W. P. Carey ranks among the largest net lease Real Estate Investment Trusts (REITs) with a well-diversified portfolio of high-quality, operationally critical commercial real estate, including 1,413 net lease properties covering approximately 171 million square feet and a portfolio of 86 self-storage operating properties, pro forma for the spin-off of net lease office properties, as of September 30, 2023.
The company's full 8-K submission is available here.

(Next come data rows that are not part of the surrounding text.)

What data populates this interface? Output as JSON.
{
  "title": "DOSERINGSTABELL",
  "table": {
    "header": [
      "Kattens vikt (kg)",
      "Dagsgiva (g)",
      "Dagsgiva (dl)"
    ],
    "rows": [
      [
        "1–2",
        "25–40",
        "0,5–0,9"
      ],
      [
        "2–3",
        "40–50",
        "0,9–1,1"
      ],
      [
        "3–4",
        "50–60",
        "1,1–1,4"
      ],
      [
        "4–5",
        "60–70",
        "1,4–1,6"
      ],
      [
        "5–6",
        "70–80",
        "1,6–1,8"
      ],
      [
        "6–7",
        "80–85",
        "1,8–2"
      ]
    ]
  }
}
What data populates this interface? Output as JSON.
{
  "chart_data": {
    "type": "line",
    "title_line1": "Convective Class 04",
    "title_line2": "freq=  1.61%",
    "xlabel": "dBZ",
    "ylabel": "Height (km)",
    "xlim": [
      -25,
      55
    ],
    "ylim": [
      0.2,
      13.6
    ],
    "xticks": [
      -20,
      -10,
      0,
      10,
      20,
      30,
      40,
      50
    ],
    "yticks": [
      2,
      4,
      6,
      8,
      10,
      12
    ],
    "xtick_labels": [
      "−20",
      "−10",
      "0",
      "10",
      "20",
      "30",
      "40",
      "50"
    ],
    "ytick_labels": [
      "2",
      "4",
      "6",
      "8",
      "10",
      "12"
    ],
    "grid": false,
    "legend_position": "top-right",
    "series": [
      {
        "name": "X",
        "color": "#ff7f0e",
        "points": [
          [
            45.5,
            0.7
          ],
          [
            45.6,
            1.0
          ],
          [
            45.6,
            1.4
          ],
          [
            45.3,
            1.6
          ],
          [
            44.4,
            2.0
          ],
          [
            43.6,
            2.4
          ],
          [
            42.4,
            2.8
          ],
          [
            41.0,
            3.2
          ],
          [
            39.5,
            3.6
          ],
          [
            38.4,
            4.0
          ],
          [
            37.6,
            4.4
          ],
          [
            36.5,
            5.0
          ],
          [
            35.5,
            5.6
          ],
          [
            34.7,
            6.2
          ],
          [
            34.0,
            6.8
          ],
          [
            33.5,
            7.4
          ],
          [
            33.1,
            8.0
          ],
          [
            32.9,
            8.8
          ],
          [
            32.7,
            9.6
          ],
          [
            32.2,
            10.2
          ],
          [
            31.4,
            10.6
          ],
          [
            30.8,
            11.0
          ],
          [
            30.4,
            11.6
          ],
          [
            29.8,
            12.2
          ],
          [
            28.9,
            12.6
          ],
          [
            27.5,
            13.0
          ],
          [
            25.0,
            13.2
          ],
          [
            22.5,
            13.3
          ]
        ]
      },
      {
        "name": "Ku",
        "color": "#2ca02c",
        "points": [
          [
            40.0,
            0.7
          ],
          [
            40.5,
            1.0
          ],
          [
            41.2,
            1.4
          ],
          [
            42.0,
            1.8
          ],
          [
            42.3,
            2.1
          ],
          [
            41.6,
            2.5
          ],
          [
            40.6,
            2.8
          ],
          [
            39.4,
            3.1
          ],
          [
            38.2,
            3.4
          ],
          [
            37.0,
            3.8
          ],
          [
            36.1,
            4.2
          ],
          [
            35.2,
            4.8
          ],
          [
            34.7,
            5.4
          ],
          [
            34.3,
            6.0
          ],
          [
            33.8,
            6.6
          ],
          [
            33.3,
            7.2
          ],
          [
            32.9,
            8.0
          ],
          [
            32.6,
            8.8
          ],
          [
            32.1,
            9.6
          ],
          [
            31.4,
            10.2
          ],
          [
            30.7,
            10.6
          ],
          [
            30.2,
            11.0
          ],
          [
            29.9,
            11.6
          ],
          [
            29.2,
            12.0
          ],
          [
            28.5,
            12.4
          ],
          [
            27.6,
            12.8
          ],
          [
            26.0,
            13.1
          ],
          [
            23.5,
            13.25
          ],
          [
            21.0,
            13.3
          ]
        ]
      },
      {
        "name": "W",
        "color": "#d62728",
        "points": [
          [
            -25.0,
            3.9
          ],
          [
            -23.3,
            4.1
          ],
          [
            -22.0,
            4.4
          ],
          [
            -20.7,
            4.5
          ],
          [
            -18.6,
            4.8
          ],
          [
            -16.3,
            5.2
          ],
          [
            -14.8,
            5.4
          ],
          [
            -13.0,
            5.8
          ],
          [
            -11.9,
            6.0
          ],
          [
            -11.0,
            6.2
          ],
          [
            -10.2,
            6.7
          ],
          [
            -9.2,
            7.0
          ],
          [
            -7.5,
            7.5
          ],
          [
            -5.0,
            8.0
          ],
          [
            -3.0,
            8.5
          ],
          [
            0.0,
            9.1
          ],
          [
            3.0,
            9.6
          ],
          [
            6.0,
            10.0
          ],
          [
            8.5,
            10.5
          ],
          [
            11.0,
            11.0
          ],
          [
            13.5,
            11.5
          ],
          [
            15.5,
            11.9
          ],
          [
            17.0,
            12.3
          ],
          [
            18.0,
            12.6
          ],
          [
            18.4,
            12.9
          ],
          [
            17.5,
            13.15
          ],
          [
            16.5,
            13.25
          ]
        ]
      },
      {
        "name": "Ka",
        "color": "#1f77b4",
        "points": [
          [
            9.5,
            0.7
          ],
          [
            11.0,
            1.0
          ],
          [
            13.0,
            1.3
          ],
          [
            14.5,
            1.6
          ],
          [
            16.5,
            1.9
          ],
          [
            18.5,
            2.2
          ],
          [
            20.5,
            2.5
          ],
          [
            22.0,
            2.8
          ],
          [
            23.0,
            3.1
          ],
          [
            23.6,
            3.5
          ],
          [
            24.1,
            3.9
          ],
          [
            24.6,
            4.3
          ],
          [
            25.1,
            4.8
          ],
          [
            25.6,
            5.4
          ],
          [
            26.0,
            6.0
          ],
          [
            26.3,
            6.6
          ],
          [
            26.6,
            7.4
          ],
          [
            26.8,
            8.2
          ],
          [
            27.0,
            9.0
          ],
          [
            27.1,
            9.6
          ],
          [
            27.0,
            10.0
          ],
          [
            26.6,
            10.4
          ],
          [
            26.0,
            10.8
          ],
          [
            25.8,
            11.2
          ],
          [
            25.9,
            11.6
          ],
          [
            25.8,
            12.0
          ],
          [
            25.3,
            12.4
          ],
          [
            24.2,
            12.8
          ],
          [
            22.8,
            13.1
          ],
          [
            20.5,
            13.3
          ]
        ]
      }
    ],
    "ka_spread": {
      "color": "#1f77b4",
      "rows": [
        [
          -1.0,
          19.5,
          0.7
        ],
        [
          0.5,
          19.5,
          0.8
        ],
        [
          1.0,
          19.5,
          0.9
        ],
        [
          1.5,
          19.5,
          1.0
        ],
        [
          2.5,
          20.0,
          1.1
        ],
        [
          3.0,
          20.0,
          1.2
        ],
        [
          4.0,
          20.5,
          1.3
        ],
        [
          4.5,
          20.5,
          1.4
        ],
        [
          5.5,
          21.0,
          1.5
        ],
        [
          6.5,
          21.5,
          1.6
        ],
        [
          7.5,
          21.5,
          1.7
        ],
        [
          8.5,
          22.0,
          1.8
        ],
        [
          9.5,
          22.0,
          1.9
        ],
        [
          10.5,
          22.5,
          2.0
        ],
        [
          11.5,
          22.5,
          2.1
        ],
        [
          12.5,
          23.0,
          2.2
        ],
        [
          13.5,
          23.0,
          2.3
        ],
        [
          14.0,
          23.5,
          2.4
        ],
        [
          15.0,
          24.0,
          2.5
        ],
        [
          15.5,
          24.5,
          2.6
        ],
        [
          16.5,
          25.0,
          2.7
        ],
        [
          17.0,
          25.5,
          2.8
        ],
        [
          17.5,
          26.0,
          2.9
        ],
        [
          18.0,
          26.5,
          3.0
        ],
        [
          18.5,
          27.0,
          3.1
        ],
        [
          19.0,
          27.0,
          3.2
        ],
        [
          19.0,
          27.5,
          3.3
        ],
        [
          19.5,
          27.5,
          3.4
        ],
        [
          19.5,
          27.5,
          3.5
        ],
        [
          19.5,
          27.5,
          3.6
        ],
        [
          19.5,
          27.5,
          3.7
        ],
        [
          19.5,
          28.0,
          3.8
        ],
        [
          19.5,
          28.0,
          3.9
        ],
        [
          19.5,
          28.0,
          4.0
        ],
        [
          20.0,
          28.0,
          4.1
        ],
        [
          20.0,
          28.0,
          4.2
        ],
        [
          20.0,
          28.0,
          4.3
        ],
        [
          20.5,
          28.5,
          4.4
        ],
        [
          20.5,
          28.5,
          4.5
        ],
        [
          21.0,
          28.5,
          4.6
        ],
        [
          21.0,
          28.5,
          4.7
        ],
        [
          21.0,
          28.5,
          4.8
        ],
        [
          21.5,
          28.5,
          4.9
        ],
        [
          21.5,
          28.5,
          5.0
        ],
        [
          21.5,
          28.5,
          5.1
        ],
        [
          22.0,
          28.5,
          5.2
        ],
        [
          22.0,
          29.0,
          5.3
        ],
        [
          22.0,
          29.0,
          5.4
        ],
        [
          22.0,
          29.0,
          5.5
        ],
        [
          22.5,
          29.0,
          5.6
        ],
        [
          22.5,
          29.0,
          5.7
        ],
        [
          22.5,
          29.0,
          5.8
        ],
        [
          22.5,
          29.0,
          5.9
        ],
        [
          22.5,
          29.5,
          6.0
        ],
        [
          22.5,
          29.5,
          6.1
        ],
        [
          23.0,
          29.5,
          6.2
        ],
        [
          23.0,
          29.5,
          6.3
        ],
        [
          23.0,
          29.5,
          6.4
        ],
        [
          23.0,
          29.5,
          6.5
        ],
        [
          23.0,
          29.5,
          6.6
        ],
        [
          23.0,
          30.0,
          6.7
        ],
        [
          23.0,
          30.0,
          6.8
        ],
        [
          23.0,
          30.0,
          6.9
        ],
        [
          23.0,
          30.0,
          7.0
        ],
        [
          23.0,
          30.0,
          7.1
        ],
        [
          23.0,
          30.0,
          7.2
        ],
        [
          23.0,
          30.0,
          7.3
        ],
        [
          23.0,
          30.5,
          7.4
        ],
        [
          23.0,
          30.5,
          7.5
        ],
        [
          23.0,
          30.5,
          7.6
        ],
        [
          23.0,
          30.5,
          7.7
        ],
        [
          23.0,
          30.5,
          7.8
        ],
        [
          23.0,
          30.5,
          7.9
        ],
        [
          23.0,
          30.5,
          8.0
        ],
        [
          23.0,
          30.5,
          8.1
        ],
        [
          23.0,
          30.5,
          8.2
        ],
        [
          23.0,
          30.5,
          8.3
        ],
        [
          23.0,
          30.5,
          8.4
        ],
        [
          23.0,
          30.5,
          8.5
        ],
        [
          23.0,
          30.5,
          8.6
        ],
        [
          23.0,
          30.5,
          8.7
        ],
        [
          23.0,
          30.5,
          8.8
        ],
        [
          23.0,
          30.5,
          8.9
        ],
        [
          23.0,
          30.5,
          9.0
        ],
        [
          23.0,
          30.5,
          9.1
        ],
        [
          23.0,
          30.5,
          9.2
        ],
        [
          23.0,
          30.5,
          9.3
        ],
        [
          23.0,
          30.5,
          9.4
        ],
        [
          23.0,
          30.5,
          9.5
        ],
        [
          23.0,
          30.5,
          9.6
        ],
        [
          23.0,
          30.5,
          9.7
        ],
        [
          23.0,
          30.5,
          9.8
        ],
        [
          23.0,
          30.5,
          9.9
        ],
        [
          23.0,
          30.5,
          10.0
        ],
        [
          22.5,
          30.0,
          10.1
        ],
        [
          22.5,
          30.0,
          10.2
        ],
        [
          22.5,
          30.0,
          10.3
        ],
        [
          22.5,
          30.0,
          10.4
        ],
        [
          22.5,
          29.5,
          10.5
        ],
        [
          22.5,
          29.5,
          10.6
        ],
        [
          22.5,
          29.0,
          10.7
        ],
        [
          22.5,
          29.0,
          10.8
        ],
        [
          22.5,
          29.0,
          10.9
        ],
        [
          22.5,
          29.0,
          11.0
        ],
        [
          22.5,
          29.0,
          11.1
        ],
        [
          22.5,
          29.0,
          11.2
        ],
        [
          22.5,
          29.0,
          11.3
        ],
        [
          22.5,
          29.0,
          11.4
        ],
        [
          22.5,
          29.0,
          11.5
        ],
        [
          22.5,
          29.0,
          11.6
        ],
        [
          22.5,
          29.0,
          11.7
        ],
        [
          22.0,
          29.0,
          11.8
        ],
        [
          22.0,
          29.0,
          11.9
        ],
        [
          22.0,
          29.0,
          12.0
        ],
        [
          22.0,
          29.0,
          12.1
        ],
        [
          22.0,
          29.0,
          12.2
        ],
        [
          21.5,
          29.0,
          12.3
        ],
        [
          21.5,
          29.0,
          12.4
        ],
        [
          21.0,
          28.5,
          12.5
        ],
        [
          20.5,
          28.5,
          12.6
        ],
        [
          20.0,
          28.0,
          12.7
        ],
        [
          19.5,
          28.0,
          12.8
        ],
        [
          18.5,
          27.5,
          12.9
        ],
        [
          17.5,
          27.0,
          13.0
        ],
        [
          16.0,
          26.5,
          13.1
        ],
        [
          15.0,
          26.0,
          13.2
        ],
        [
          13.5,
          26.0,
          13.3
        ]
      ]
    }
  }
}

2018 | 2019 | 2020 | 2021 | 2022 | 2023 | |
---|---|---|---|---|---|---|
Revenue (MM) | $886 | $1,233 | $1,209 | $1,332 | $1,479 | $1,732 |
Revenue Growth | n/a | 39.18% | -1.9% | 10.11% | 11.08% | 17.07% |
Operating Margins | 50% | 27% | 37% | 33% | 42% | 47% |
Net Margins | 46% | 25% | 38% | 31% | 41% | 45% |
Net Income (MM) | $412 | $305 | $455 | $410 | $599 | $774 |
Net Interest Expense (MM) | $178 | $233 | $210 | $197 | $219 | $287 |
Depreciation & Amort. (MM) | $291 | $447 | $443 | $476 | $503 | $585 |
Diluted Shares (MM) | 118 | 171 | 175 | 183 | 200 | 215 |
Free Cash Flow (MM) | $401 | $647 | $594 | $926 | $1,004 | $1,114 |
Current Ratio | 1.0 | 1.0 | 1.0 | 1.0 | 1.0 | 1.0 |
Total Debt (MM) | $6,379 | $6,054 | $6,696 | $6,792 | $7,878 | $8,288 |
Net Debt / EBITDA | 8.44 | 7.51 | 7.26 | 7.24 | 6.83 | 5.84 |
W. P. Carey has growing revenues and no capital expenditures, decent operating margins with a stable trend, and irregular cash flows. However, the firm suffers from declining EPS growth and a highly leveraged balance sheet.